Au regard de la rédaction de l’attendu qui reprend grandement les faits de la présente espèce, il est sans doute faux d’affirmer que le motif de licenciement économique viendrait à prévaloir dans tous les cas où une situation d’inaptitude interviendrait au cours de la procédure de licenciement pour motif économique.
On peut en effet se demander si la solution aurait été la même si la société avait fait partie d’un groupe détenant d’autres entités juridiques en France ?
Enfin, au regard de l’arrêt du 15 septembre 2021, la question de savoir si l’obligation de reclassement d’un salarié déclaré invalide est maintenue en cas de licenciement économique faisant suite à la cessation d’activité d’une entreprise ne faisant pas partie à un groupe se pose.
(1) Cass. Soc., 15 septembre 2021, n° 19-25.613
(2) Cass. Soc., 9 décembre 2014, n° 13-12.535 et Cass. Soc ; 4 octobre 2017, n°16-16.441
(3) Une telle solution a déjà été retenue par la Cour de cassation en considérant notamment que l’inaptitude médicale prévaut sur une procédure de licenciement pour motif disciplinaire (Cass. Soc., 20 décembre 2017, n° 16-14.983) ou encore une procédure de licenciement économique hors cessation totale de l’activité de l’entreprise (Cass. Soc., 5 décembre 2012, n° 10-24.204).
(4) Article L.1226-10 du Code du travail
(5) Articles L.1226-2-1 et L.1226-12 du Code du travail
(6) On relèvera que la Cour de cassation a déjà considéré que le salarié reconnu inapte puis mis à la retraite avait le droit, dans cette hypothèse, à l’indemnité de licenciement spécifique (Cass. Soc., 29 janvier 2002, n° 99-41.028).

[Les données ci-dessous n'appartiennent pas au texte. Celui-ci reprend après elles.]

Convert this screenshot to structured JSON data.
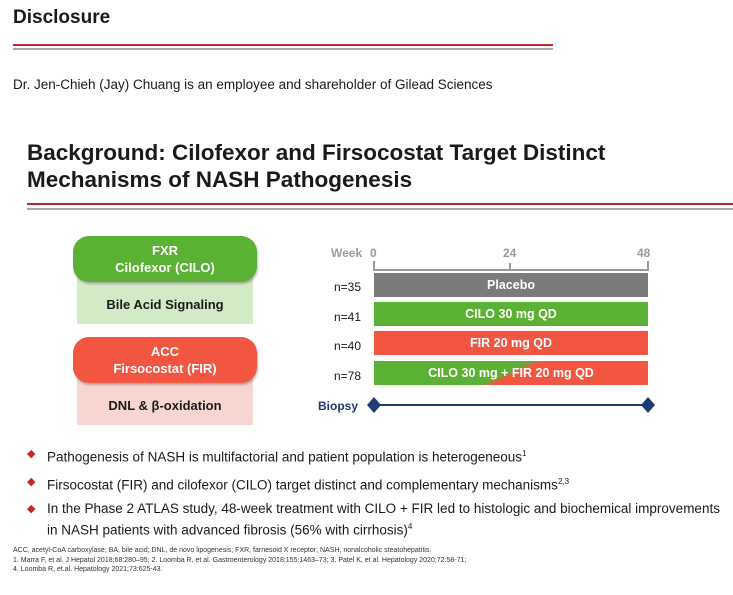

(7) L’article L. 1226-14 du Code du travail double de l’indemnité légale minimale de licenciement en cas d’inaptitude d’origine professionnelle.
(8) Pour mémoire, en cas de coexistence d’un motif économique et d’un motif personnel à l’appui d’un licenciement, il appartient au juge de rechercher celui qui a été la cause première et déterminante du licenciement et d’apprécier le bien-fondé de ce dernier au regard de cette seule cause. La reconnaissance d’une inaptitude en cours de procédure licenciement économique (sauf cas de cessation d’activité sans possibilité de reclassement dans un groupe) semble être une exception à ce principe.